Page Created and Authored by Lucas T. Knutson
Crystallographic Determination of the Active Site in Fumarase C from E. coli
Fumarase C is an enzyme from Escherichia coli that catalyzes the stereospecific, reversible interconversion between L-malate and fumarate via the hydrolysis of the carbon-oxygen bond. The hydration/dehydration reaction catalyzed by fumarase C is of particular interest, because it plays an essential role in the metabolic citric acid cycle[1]. Fumarases from eukaryotic organisms have been studied and characterized to a much greater extent, compared to fumarase C from E. coli. In an attempt to further characterize EfumC, crystallographic studies were conducted using the enzyme, however the studies produced some unexpected results. Crystal structures of EfumC revealed that the enzyme has two dicarboxylate binding sites. More specifically, crystallographic studies that utilized inhibitors related to the enzyme’s normal substrate found that the inhibitors pyromellitic acid and β-trimethysilyl maleate bound to two different sites, which were named the A-site and B-site, respectfully[2]. These contrasting results raised the question: which of the two sites is the active site of the enzyme?

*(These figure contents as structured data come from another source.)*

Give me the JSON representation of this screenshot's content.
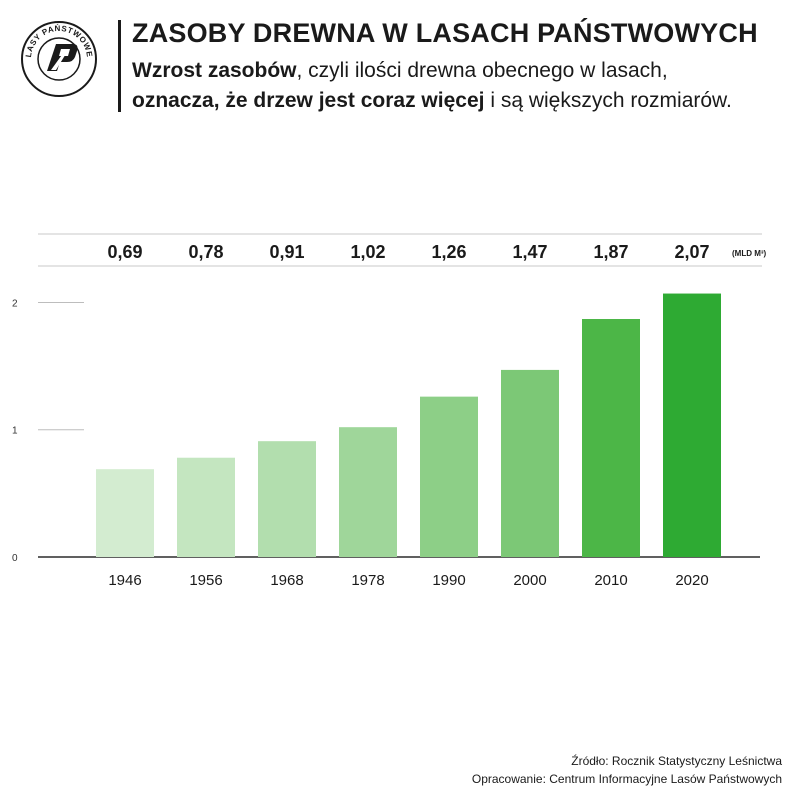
{
  "header": {
    "title": "ZASOBY DREWNA W LASACH PAŃSTWOWYCH",
    "subtitle_line1_bold": "Wzrost zasobów",
    "subtitle_line1_rest": ", czyli ilości drewna obecnego w lasach,",
    "subtitle_line2_bold": "oznacza, że drzew jest coraz więcej",
    "subtitle_line2_rest": " i są większych rozmiarów."
  },
  "logo": {
    "text": "LASY PAŃSTWOWE",
    "icon": "lasy-panstwowe-emblem"
  },
  "chart_data": {
    "type": "bar",
    "categories": [
      "1946",
      "1956",
      "1968",
      "1978",
      "1990",
      "2000",
      "2010",
      "2020"
    ],
    "values": [
      0.69,
      0.78,
      0.91,
      1.02,
      1.26,
      1.47,
      1.87,
      2.07
    ],
    "value_labels": [
      "0,69",
      "0,78",
      "0,91",
      "1,02",
      "1,26",
      "1,47",
      "1,87",
      "2,07"
    ],
    "unit_label": "(MLD M³)",
    "yticks": [
      "0",
      "1",
      "2"
    ],
    "ylim": [
      0,
      2.2
    ],
    "grid": false,
    "bar_colors": [
      "#d3ecd0",
      "#c4e6c0",
      "#b2deae",
      "#9fd69a",
      "#8dcf87",
      "#7cc876",
      "#4cb647",
      "#2eaa33"
    ]
  },
  "footer": {
    "source": "Źródło: Rocznik Statystyczny Leśnictwa",
    "credit": "Opracowanie: Centrum Informacyjne Lasów Państwowych"
  }
}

In order to answer this question, an experiment that tested each of the sites independently would need to be designed and conducted. Biochemical data suggested that a histidine side chain in both sites – in the A-site and in the B-site – was one of the key factors in substrate binding, so a mutation of the histidine residue in either of the sites would inhibit substrate binding. And, if the histidine residues were mutated independently, the mutation that dramatically affected the catalytic ability of the enzyme would show that the mutation was located in the active site of the enzyme. In order to experimentally test this hypothesis, two mutations were created: H188N and H129N. The two mutations were created by mutating a histidine at each of the sites into an asparagine. In order to quantify the effect of the mutations, the specific activity, average velocity, and average protein concentration of the reactions were measured and compared to wild-type EfumC. The results of the experiment showed that the H129N mutation had little effect on the enzymatic activity of the enzyme, as the specific activity of the enzyme was comparable to the wild-type enzyme. In contrast, the mutation dramatically reduced the specific activity of the catalytic reaction. These data strongly suggested that the H188 residue had a direct role in the catalytic mechanism of the enzyme and, therefore, that the H188 residue was located in the active site of the enzyme. Furthermore, it was concluded that the A-site was in fact the active site of the enzyme[2].
Structure and Function of the Fumurase Active Site
The active site (A-site) of the fumarase enzyme is formed by residues from three of the enzyme’s four subunits and is located in a relatively deep pit that is removed from bulk solvent. The multi-subunit active site is comprised of atoms from residues 312-334 from subunit A, residues 182-200 from subunit C, and residues 129-145 from subunit D[3]. The residues that form the active site are N141b, T100b, S98b, E331c, K324c, N326c, His 188C, and a water molecule, W-26. It is speculated that the H188 and W-26 are two of the most vital active site residues. Furthermore, H188 and W-26 form a short hydrogen bond, which increases the basicity of the water molecule. This electron-withdrawing hydrogen bond allows the water molecule to remove the C3 proton of . The cationic charge on W-26 plays an essential role in the stabilization of the double negative charge that is present on the aci-carboxylate at C4. Complex hydrogen bonding patterns in the active site involving T187, N141, H188, N362, and K324 also help stabilize the aci-carboxylate intermediate[2]. By increasing the stabilization if the intermediate, the fumarase enzyme can effectively catalyze the hydration/dehydration reaction between L-malate and fumarate.